Opera nel leccese, in un contesto difficile, ma ha deciso di mettersi in gioco in prima persona ispirandosi a don Filippo Neri. Così ha riservato per sé solo una stanza a il resto della canonica lo mette a disposizione dei suoi ragazzi
Un concetto ben argomentato può mettere in moto il pensiero, ma da solo non raggiunge il cuore di un giovane. Un precetto o un divieto, anche se motivati, possono orientare l’azione educativa, ma non la rendono desiderabile. A cambiare davvero la vita dei più giovani è uno sguardo: amorevole e intelligente, capace di evitare etichette, di riconoscere la dignità di ciascuno e di scorgere, anche nelle situazioni più fragili, un bene possibile da promuovere. È questo lo stile che caratterizza il ministero di don Biagio Errico, parroco della Parrocchia dei Santi Martiri Giovanni Battista e Maria Goretti a Taurisano (LE), nel cuore del Salento, non lontano da Gallipoli.
In una zona fragile della regione, dove le opportunità educative e relazionali non sempre abbondano, il giovane sacerdote ha scelto di mettersi in gioco in prima persona, trasformando la propria casa in un luogo di accoglienza.
Non ci sono grandi strutture parrocchiali, né spazi attrezzati. Per permettere ai ragazzi di giocare a pallone, don Biagio ha fatto montare due porte nell’atrio della canonica. Dopo poche settimane, un vetro è andato naturalmente in frantumi, ma – come ama ripetere – «i sorrisi dei ragazzi valgono molto di più». È il segno concreto di una pastorale che non teme il rischio dell’incontro, che preferisce un vetro rotto a una porta chiusa.
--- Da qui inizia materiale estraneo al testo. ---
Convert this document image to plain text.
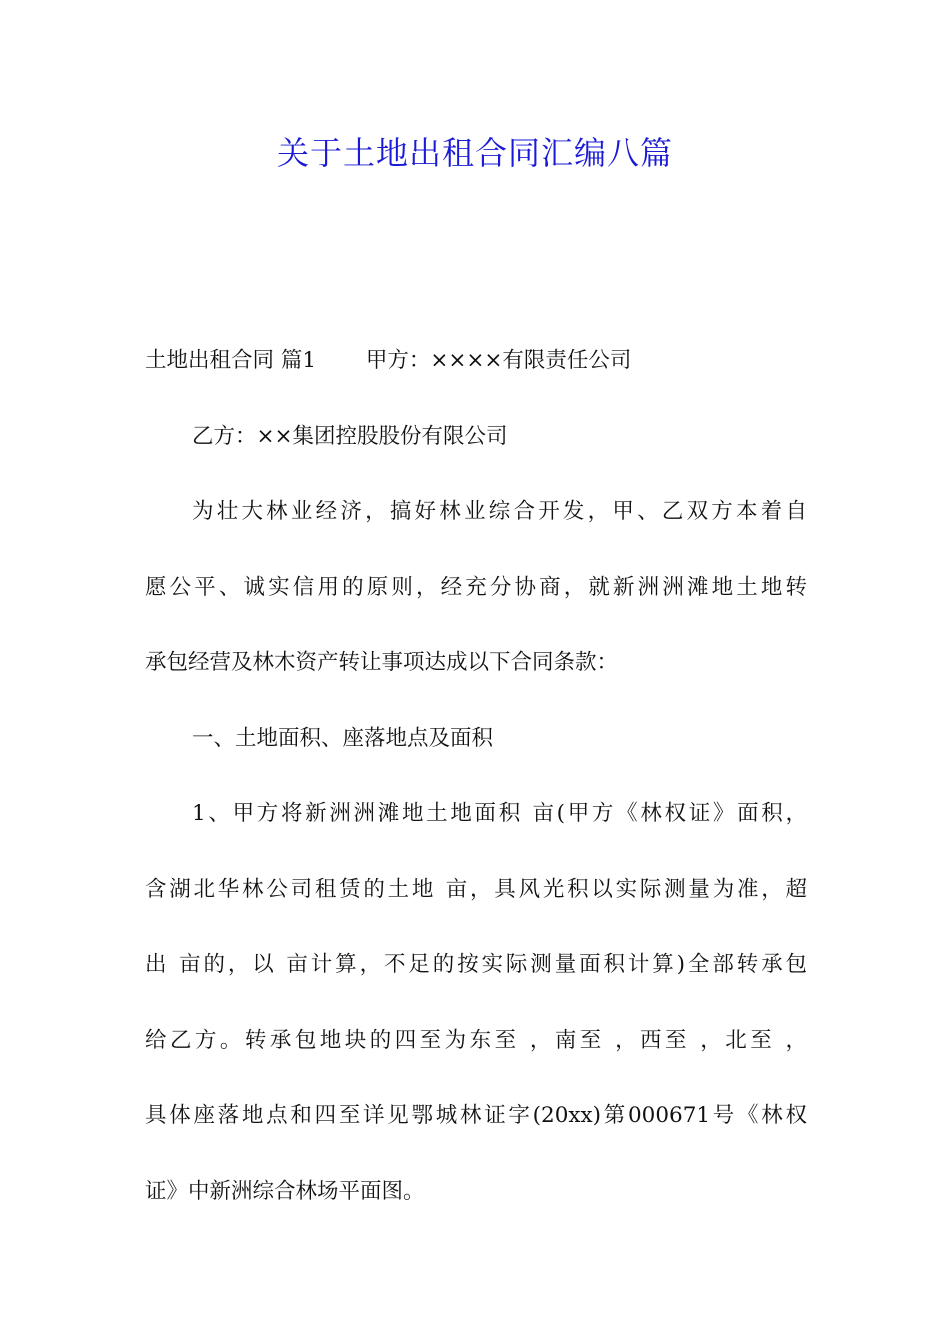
关于土地出租合同汇编八篇
土地出租合同 篇1　　 甲方：××××有限责任公司
乙方：××集团控股股份有限公司
为壮大林业经济，搞好林业综合开发，甲、乙双方本着自
愿公平、诚实信用的原则，经充分协商，就新洲洲滩地土地转
承包经营及林木资产转让事项达成以下合同条款：
一、土地面积、座落地点及面积
1、甲方将新洲洲滩地土地面积 亩(甲方《林权证》面积，
含湖北华林公司租赁的土地 亩，具风光积以实际测量为准，超
出 亩的，以 亩计算，不足的按实际测量面积计算)全部转承包
给乙方。转承包地块的四至为东至 ，南至 ，西至 ，北至 ，
具体座落地点和四至详见鄂城林证字(20xx)第000671号《林权
证》中新洲综合林场平面图。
La canonica «troppo grande per me»
La scelta più eloquente riguarda sicuramente la canonica. «Era troppo grande per me», racconta. Così ha deciso di vivere in una sola stanza – un letto e una scrivania – e di aprire il resto della casa ad adolescenti e giovani. «È sempre aperta!», dice con semplicità. Dopo la scuola qualcuno trova un piatto di pasta preparato dal parroco, altri si fermano per studiare, altri ancora si ritrovano per una partita a Fifa. La casa del giovane parroco diventa così spazio familiare e laboratorio di fiducia: una Chiesa che non osserva da lontano, ma condivide tempo, fatiche e speranze.
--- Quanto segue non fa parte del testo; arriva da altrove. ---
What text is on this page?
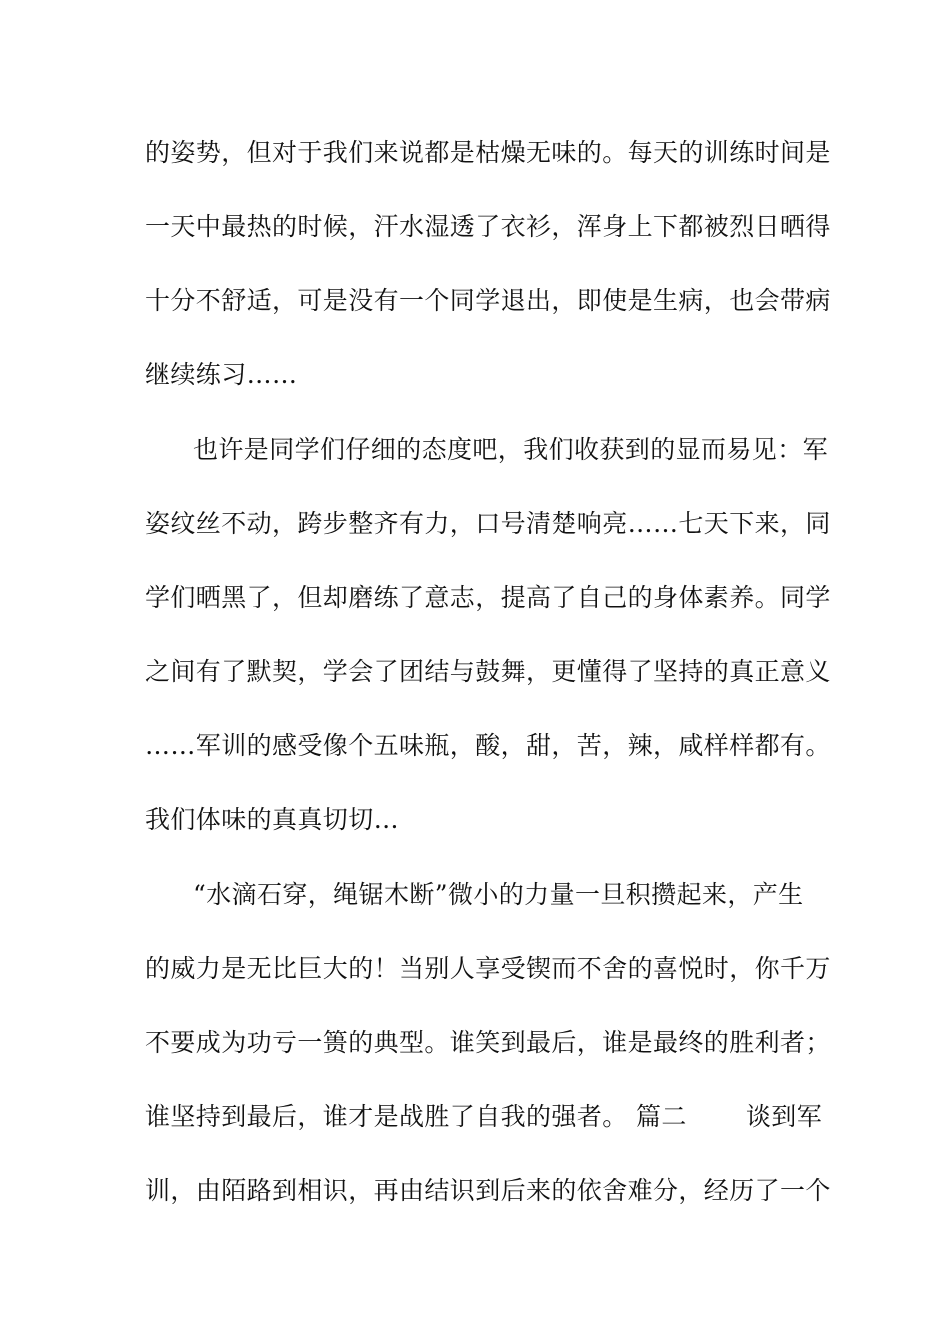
的姿势，但对于我们来说都是枯燥无味的。每天的训练时间是
一天中最热的时候，汗水湿透了衣衫，浑身上下都被烈日晒得
十分不舒适，可是没有一个同学退出，即使是生病，也会带病
继续练习……
也许是同学们仔细的态度吧，我们收获到的显而易见：军
姿纹丝不动，跨步整齐有力，口号清楚响亮……七天下来，同
学们晒黑了，但却磨练了意志，提高了自己的身体素养。同学
之间有了默契，学会了团结与鼓舞，更懂得了坚持的真正意义
……军训的感受像个五味瓶，酸，甜，苦，辣，咸样样都有。
我们体味的真真切切…
“水滴石穿，绳锯木断”微小的力量一旦积攒起来，产生
的威力是无比巨大的！当别人享受锲而不舍的喜悦时，你千万
不要成为功亏一篑的典型。谁笑到最后，谁是最终的胜利者；
谁坚持到最后，谁才是战胜了自我的强者。 篇二　　 谈到军
训，由陌路到相识，再由结识到后来的依舍难分，经历了一个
Un progetto ispirato a don Filippo Neri
Don Biagio si ispira a San Filippo Neri: l’oratorio, prima dei muri, sono le persone. Una volta al mese il teatro parrocchiale si trasforma in dormitorio: sacchi a pelo, confidenze notturne, risate “in stile GMG”. Un modo semplice per dire ai giovani: qui siete attesi, qui siete a casa. Sono circa sessanta i giovani tra i 13 e i 18 anni che frequentano la comunità. Gli incontri settimanali di formazione si affiancano a una presenza quotidiana. Sei volontari accompagnano il cammino come educatori e fratelli maggiori. Insieme progettano i campi estivi, organizzano tornei – come quello di Fifa per ristrutturare alcuni locali – e coinvolgono i più grandi nella catechesi e nella vita comunitaria.
«Ho subito vari furti»
Il contesto resta complesso. «Ho subito vari furti», confida il parroco. Eppure, non sceglie di chiudersi. Con ironia dice di sentirsi talvolta “come Don Matteo”, ma la sua è una decisione seria: non rispondere al male con la diffidenza. Il suo è uno sguardo “dal basso all’alto”, che non identifica la persona con l’errore, ma la accompagna a rialzarsi.
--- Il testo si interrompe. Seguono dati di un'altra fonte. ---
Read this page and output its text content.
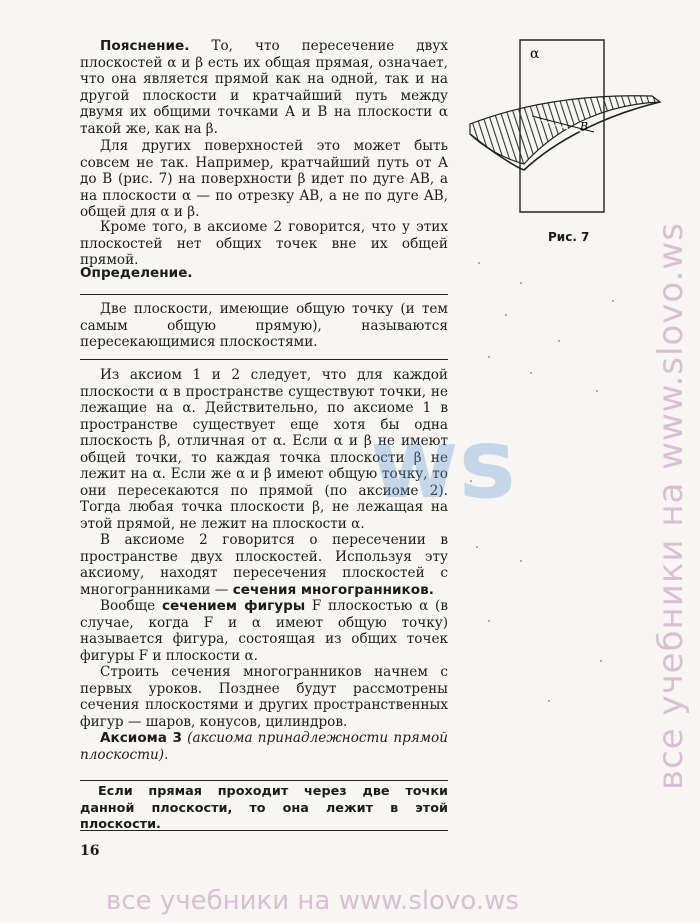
Пояснение. То, что пересечение двух плоскостей α и β есть их общая прямая, означает, что она является прямой как на одной, так и на другой плоскости и кратчайший путь между двумя их общими точками A и B на плоскости α такой же, как на β.

Для других поверхностей это может быть совсем не так. Например, кратчайший путь от A до B (рис. 7) на поверхности β идет по дуге AB, а на плоскости α — по отрезку AB, а не по дуге AB, общей для α и β.

Кроме того, в аксиоме 2 говорится, что у этих плоскостей нет общих точек вне их общей прямой.

Определение.

Две плоскости, имеющие общую точку (и тем самым общую прямую), называются пересекающимися плоскостями.

Из аксиом 1 и 2 следует, что для каждой плоскости α в пространстве существуют точки, не лежащие на α. Действительно, по аксиоме 1 в пространстве существует еще хотя бы одна плоскость β, отличная от α. Если α и β не имеют общей точки, то каждая точка плоскости β не лежит на α. Если же α и β имеют общую точку, то они пересекаются по прямой (по аксиоме 2). Тогда любая точка плоскости β, не лежащая на этой прямой, не лежит на плоскости α.

В аксиоме 2 говорится о пересечении в пространстве двух плоскостей. Используя эту аксиому, находят пересечения плоскостей с многогранниками — сечения многогранников.

Вообще сечением фигуры F плоскостью α (в случае, когда F и α имеют общую точку) называется фигура, состоящая из общих точек фигуры F и плоскости α.

Строить сечения многогранников начнем с первых уроков. Позднее будут рассмотрены сечения плоскостями и других пространственных фигур — шаров, конусов, цилиндров.

Аксиома 3 (аксиома принадлежности прямой плоскости).

Если прямая проходит через две точки данной плоскости, то она лежит в этой плоскости.

16
α
B
Рис. 7
ws	все учебники на www.slovo.ws
все учебники на www.slovo.ws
In un tempo che offre ai giovani poche occasioni di relazione autentica, questa parrocchia diventa un laboratorio di speranza. Qui la fede prende la forma della fiducia: qualcuno crede in te, prima ancora che tu riesca a credere in te stesso. Perché uno sguardo così possa continuare a generare futuro, c’è bisogno anche di una comunità che lo sostenga.
Sacerdoti come don Biagio possono dedicarsi totalmente ai ragazzi anche grazie alle offerte deducibili destinate all’Istituto Centrale per il Sostentamento del Clero. È un sostegno nascosto e silenzioso, ma decisivo: una piccola offerta rende possibile una presenza libera, quotidiana, senza l’assillo della remunerazione. Dietro ogni porta aperta, ogni vetro rotto, ogni sacco a pelo steso sul palco, c’è una rete di laici che rende tutto questo possibile. E così quello sguardo che cambia la vita continua a illuminare il cammino di tanti ragazzi, trasformando le fragilità in promesse e le promesse in futuro.